No começo eu não era eu.
Estava dividida.
Havia a venda do seu Zacarias na rua Itororó, uma espécie de mercadinho onde se vendia de tudo. Lá estava eu, que ainda não era eu.
Eu era , em parte, algumas daquelas folhas alegres e coloridas sobre uma das muitas prateleiras cheias de trecos pra serem vendidos.
Como não tínhamos o que fazer, nós folhas vivíamos tagarelando, fazendo fofocas, bisbilhotando a vida de tudo que tinha alí.
Nem mesmo as pálidas e magricelas varetas, que num canto se apoiavam umas nas outras com medo de caírem, escapavam aos nossos maldosos comentários: "Varetas japonesas?...Que japonesas nada! Não tinham olhos puxadinhos e nem sabiam falar Arigatô Sayonará."

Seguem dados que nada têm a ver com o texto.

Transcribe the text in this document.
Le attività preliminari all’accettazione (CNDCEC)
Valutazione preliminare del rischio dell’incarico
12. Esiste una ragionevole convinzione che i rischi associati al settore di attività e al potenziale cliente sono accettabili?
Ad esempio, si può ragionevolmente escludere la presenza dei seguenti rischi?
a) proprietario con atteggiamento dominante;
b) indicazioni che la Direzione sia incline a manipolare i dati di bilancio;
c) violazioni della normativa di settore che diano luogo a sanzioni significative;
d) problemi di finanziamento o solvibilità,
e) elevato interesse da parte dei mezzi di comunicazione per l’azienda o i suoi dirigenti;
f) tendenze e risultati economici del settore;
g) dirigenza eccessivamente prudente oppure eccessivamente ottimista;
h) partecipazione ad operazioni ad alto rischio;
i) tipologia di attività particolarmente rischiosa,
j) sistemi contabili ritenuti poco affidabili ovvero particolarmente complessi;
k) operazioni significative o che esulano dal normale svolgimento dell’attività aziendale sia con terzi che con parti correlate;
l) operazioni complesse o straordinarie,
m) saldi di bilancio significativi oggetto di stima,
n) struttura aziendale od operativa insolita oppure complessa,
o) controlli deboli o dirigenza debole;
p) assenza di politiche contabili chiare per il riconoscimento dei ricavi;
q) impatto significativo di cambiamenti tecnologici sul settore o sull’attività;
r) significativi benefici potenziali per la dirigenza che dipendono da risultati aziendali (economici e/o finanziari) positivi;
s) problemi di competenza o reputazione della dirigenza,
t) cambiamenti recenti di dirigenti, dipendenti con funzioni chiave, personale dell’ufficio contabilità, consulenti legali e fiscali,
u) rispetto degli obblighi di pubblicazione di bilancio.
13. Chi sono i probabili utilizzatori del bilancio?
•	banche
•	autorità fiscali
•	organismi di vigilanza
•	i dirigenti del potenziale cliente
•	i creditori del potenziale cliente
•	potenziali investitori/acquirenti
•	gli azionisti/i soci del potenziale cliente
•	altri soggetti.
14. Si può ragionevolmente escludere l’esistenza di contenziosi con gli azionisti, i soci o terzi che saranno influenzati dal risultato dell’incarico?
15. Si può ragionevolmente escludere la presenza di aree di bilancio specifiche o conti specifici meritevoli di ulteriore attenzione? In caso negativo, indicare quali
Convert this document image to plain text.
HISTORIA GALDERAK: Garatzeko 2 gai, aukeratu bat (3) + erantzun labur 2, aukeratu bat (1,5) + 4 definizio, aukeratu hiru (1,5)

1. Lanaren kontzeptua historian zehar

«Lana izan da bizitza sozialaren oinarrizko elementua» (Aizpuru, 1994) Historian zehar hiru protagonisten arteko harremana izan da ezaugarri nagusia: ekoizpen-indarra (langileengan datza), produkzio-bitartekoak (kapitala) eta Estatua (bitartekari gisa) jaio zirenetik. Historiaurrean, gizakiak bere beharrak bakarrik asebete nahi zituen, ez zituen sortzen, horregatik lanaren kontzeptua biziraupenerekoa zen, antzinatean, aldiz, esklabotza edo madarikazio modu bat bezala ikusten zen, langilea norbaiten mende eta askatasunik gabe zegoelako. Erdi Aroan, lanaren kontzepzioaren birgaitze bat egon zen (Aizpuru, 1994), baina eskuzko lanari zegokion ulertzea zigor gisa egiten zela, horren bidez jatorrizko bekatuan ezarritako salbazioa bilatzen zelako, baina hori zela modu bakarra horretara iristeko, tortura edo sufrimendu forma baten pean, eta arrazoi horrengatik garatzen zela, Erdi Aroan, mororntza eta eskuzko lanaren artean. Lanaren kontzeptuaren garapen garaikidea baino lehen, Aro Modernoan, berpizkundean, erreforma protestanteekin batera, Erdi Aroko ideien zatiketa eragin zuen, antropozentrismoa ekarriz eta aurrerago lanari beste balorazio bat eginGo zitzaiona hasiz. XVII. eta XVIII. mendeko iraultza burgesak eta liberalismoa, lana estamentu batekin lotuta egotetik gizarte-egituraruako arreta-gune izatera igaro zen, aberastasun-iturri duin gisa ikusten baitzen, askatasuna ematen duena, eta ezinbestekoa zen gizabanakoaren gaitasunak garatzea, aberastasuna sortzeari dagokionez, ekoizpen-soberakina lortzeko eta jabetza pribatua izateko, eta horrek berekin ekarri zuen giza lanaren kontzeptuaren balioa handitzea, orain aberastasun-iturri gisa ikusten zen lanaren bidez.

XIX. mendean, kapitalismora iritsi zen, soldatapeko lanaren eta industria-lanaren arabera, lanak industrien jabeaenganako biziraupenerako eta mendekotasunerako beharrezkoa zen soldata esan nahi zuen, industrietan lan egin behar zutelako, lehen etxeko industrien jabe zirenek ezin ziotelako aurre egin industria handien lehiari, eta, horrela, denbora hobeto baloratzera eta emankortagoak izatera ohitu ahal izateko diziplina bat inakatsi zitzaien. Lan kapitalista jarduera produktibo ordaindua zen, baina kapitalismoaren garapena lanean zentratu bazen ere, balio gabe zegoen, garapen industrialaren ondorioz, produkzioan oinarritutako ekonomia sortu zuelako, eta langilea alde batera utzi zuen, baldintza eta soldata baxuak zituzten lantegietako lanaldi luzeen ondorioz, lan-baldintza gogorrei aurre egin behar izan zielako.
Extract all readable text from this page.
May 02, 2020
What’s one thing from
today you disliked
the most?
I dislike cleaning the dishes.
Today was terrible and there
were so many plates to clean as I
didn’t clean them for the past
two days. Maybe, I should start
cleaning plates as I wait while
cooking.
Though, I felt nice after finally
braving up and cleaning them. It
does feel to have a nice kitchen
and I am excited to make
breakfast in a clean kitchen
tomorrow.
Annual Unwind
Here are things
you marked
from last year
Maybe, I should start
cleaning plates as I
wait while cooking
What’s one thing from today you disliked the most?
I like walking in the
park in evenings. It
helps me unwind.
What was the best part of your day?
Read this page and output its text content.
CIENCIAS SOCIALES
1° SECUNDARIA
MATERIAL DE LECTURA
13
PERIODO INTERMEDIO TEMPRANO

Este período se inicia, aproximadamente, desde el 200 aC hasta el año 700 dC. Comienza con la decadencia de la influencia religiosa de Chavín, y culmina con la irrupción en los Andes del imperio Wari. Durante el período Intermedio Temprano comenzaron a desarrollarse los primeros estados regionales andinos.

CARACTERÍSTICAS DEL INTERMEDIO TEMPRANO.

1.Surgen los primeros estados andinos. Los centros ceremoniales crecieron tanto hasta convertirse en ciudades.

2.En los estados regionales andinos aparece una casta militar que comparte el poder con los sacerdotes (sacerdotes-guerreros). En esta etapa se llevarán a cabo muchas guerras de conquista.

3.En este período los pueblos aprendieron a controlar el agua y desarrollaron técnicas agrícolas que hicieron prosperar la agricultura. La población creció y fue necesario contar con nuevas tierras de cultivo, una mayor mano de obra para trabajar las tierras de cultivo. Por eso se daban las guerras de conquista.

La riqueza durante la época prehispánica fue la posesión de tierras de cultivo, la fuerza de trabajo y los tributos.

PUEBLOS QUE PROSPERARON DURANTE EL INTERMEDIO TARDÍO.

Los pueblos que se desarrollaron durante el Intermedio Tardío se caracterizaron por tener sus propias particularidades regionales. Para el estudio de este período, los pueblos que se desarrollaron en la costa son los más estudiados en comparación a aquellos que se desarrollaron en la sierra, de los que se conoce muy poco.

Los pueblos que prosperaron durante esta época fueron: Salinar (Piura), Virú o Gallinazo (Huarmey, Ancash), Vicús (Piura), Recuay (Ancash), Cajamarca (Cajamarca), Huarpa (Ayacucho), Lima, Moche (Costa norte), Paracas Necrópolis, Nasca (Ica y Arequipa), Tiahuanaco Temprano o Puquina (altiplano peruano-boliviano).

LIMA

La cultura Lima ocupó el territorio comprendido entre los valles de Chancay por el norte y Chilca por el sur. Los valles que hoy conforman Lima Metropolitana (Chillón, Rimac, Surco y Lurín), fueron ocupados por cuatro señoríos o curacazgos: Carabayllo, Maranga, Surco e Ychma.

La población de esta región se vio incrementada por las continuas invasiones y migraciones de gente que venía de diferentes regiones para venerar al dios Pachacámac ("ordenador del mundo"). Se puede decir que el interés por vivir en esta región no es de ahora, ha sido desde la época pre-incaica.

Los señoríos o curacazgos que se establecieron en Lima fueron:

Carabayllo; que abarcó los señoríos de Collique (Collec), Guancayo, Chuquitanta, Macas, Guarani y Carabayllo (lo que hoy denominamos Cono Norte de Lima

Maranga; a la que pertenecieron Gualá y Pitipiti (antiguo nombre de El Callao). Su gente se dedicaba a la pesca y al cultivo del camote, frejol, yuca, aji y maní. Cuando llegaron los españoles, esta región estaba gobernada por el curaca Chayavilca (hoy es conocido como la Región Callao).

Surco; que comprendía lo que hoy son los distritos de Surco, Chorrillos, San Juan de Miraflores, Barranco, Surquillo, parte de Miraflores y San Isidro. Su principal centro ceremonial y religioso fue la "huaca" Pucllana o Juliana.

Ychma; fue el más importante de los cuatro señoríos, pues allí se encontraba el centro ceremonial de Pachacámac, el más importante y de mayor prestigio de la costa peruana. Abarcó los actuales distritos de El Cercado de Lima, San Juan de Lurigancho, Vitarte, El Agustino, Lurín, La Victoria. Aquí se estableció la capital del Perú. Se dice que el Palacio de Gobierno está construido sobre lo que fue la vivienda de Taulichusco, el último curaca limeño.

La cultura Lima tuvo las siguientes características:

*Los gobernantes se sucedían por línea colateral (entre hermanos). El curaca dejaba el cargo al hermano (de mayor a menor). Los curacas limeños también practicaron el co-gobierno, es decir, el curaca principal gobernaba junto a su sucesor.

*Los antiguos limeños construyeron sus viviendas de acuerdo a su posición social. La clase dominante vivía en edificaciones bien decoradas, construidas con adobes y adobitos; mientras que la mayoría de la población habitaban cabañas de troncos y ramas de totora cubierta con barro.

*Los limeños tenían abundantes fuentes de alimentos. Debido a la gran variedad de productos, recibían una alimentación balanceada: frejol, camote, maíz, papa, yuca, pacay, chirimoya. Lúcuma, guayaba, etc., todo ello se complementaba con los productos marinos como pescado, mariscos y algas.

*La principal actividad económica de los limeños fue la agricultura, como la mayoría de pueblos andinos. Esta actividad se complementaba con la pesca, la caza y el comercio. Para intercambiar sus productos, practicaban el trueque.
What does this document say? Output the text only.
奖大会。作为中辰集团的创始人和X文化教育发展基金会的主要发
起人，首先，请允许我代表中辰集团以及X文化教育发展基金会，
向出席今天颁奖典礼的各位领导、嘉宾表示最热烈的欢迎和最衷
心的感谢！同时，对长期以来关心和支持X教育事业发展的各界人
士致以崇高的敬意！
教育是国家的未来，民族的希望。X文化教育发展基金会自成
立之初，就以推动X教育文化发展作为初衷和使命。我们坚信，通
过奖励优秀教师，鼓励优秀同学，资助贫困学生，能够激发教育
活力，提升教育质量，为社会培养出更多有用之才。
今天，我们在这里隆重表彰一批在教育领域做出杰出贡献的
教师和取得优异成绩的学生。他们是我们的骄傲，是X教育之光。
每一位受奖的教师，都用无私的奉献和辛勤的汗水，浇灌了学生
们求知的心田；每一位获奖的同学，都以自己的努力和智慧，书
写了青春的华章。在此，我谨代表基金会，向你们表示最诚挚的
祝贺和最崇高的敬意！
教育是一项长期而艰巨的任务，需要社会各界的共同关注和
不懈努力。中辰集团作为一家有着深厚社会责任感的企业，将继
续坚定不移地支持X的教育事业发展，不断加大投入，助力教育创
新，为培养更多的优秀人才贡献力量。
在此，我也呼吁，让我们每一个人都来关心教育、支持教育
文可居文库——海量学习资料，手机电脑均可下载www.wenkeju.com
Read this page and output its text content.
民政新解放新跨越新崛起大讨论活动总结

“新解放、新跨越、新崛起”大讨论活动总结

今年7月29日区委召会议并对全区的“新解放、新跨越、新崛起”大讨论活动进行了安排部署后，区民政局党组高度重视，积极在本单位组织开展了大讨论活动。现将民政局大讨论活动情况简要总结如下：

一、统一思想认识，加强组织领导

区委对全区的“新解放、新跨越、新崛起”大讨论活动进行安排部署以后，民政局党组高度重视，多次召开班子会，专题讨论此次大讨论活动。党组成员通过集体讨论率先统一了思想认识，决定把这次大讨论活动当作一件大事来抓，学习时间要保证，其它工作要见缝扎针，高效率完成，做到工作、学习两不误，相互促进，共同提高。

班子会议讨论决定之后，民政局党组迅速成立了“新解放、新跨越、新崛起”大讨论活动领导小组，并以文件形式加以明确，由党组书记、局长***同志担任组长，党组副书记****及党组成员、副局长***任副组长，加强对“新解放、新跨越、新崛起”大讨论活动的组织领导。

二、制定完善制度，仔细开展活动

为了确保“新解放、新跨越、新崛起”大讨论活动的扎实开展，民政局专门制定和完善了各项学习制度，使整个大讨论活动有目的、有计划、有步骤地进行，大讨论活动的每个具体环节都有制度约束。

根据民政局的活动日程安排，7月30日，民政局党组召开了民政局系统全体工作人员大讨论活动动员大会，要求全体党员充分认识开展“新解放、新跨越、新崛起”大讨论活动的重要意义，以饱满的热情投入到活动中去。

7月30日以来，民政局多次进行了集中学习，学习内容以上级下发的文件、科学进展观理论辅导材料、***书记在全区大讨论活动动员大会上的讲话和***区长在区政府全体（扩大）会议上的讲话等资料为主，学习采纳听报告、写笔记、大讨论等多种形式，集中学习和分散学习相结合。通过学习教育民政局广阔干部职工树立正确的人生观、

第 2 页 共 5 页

A gente, varetas não deixava barato: "Papéis -de- seda? Seda uma ova!...Não passavam de papelecos cheio de poses por causa de suas belas cores. Bastavamm alguns pingos d"água pra acabar com aquela arrogância toda."
A gente não se combinava de jeito nenhum.
Quem imaginava que o destino nos uniria em um só ser?
É bem verdade que não foi o destino o autor de nossa união e sim uma tal de cola branca, uma tubinho pequeno e branco parecido com um mini fantasma, que também vivia ali a espera de que alguém o comprasse.
Um dia entrou lá um garoto. Comprou duas folhas de papel-de-seda, uma vareta e um tubinho de cola.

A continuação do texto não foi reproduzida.